Similarly, the management of each shooting range is subject to conditions put forth by the Secretary concerned. Such conditions include the safe and responsible use of the designated shooting range and adjacent resources. Presumably, this includes the creation of specific range rules and other range information.
“The National Shooting Sports Foundation commends Congressman Blake Moore for introducing this vitally important legislation to increase access for the public to practice marksmanship at safe recreational shooting ranges,” said Lawrence G. Keane, NSSF Senior Vice President and General Counsel.
“This legislation, that would require the U.S. Forest Service and Bureau of Land Management to have at least one qualifying recreational shooting range in each National Forest and BLM district, is crucial to ensuring safe public recreational shooting. Congressman Moore’s bill would also benefit conservation by reducing pollution at non-dedicated ranges on federal public lands while also generating additional Pittman-Robertson revenue,” he concluded.

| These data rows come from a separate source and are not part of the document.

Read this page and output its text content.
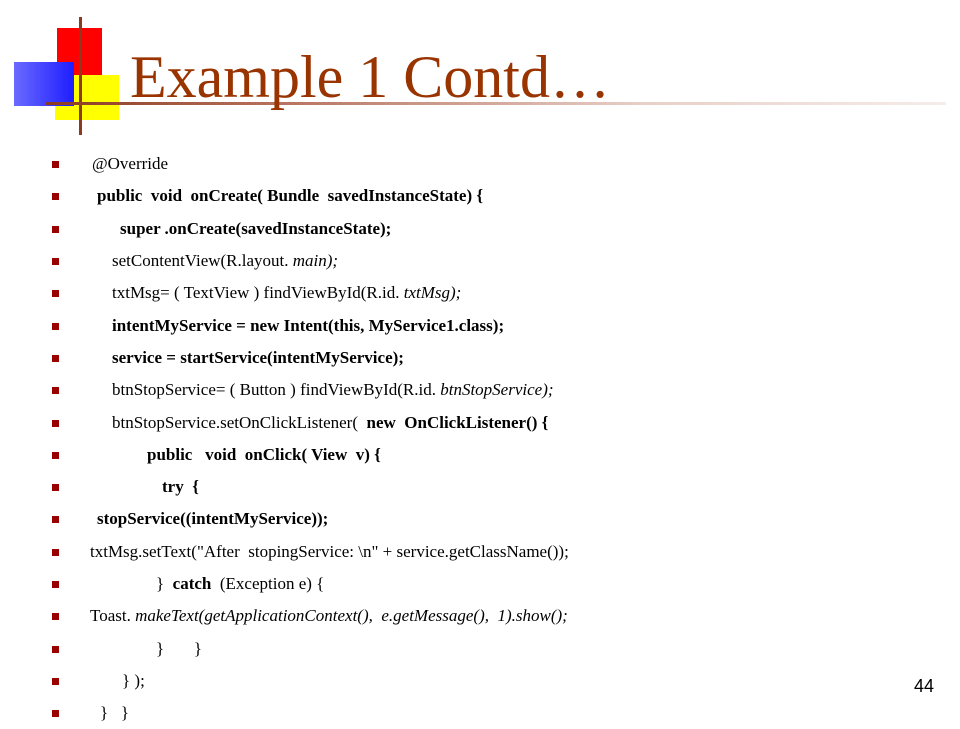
Example 1 Contd…
@Override
public  void  onCreate( Bundle  savedInstanceState) {
super .onCreate(savedInstanceState);
setContentView(R.layout. main);
txtMsg= ( TextView ) findViewById(R.id. txtMsg);
intentMyService = new Intent(this, MyService1.class);
service = startService(intentMyService);
btnStopService= ( Button ) findViewById(R.id. btnStopService);
btnStopService.setOnClickListener(  new  OnClickListener() {
public   void  onClick( View  v) {
try  {
stopService((intentMyService));
txtMsg.setText("After  stopingService: \n" + service.getClassName());
}  catch  (Exception e) {
Toast. makeText(getApplicationContext(),  e.getMessage(),  1).show();
}       }
} );
}   }
44
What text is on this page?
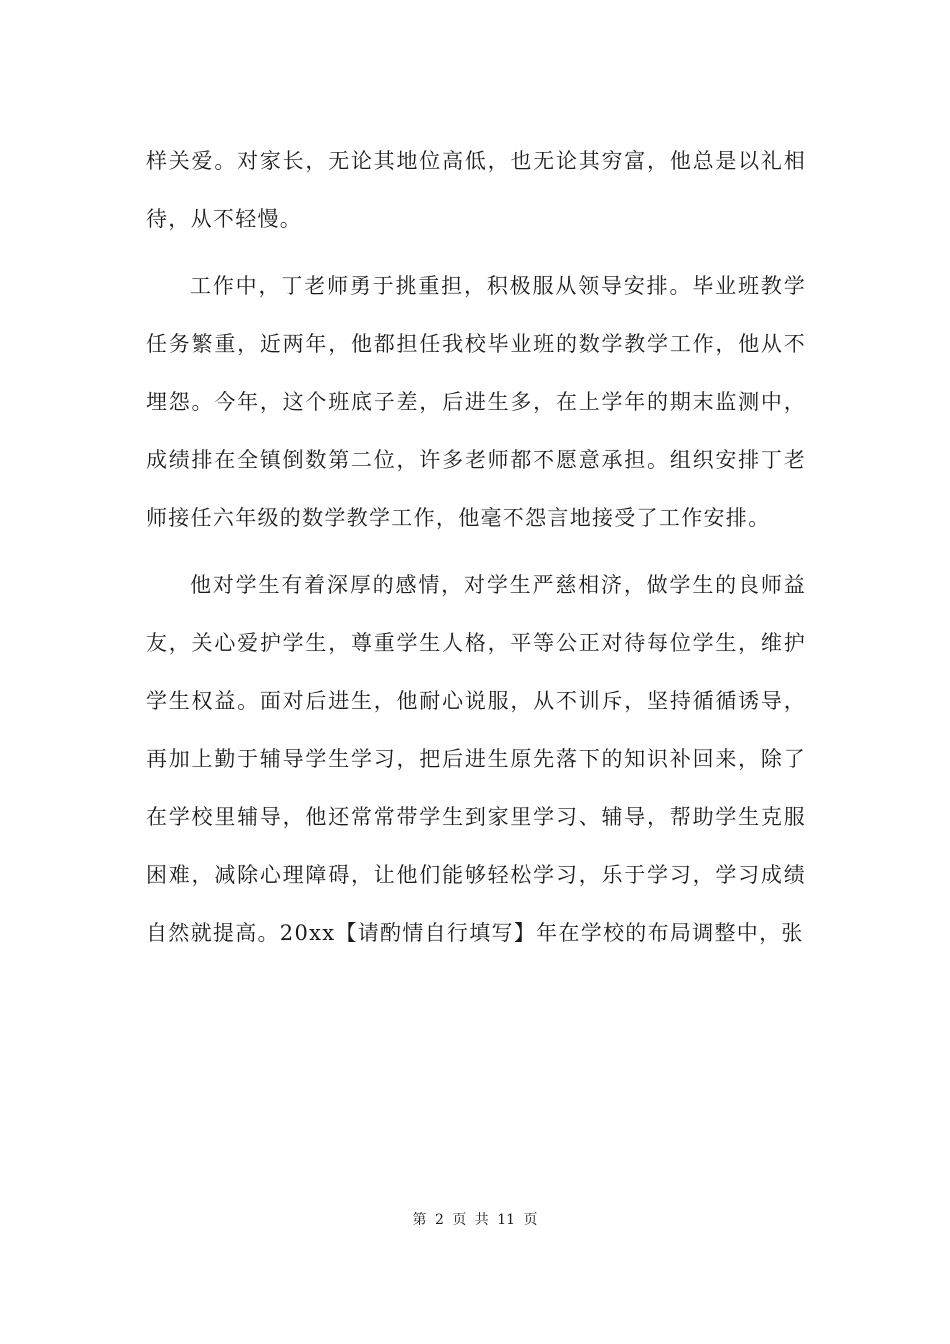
样关爱。对家长，无论其地位高低，也无论其穷富，他总是以礼相待，从不轻慢。

工作中，丁老师勇于挑重担，积极服从领导安排。毕业班教学任务繁重，近两年，他都担任我校毕业班的数学教学工作，他从不埋怨。今年，这个班底子差，后进生多，在上学年的期末监测中，成绩排在全镇倒数第二位，许多老师都不愿意承担。组织安排丁老师接任六年级的数学教学工作，他毫不怨言地接受了工作安排。

他对学生有着深厚的感情，对学生严慈相济，做学生的良师益友，关心爱护学生，尊重学生人格，平等公正对待每位学生，维护学生权益。面对后进生，他耐心说服，从不训斥，坚持循循诱导，再加上勤于辅导学生学习，把后进生原先落下的知识补回来，除了在学校里辅导，他还常常带学生到家里学习、辅导，帮助学生克服困难，减除心理障碍，让他们能够轻松学习，乐于学习，学习成绩自然就提高。20xx【请酌情自行填写】年在学校的布局调整中，张

第 2 页 共 11 页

The Range Access Act and What It Means to You
I reached out to Congressman Moore’s office and inquired about the funding for this act. Since USFS and BLM already have a mission to enhance recreation, there is no new funding necessary. This new act would fall under their existing responsibilities.
Likewise, the recent press release clarifies, “By making it easier to recreate, this bill will enhance Pittman-Robertson funding that flows toward state wildlife and fish management agencies. Under the Pittman-Robertson Act, an excise tax is levied on the purchase of ammunition, firearms, and archery equipment that funds critically important conservation programs. Since being enacted in 1937, more than $15 billion has been transferred to states.”
For commercial range owners, Congressman Moore’s office assured me this is only to provide access where there currently is none. This is about complementing range access, not competing.
“This legislation is an important step in expanding access to recreational shooting practice. Americans from coast to coast love spending time in the outdoors, and expanding our ability to recreate on and enjoy our public lands is one of my core focuses in Congress,” said Congressman Blake Moore. “The Range Access Act would establish free shooting ranges for sportsmen to safely participate in target practice while supporting our wildlife conservation and local economies.”
If you would like to help this legislation succeed, contact your state representative and express your interest in the bill. Likewise, spread the word and have friends and family do the same. Places to safely practice are essential with the addition of so many new shooters in the shooting sports and concealed carry.
Additionally, it is important that you leave ranges cleaner than you found them. The better we look, the better our reputation as responsible, and environmentally friendly recreational shooters.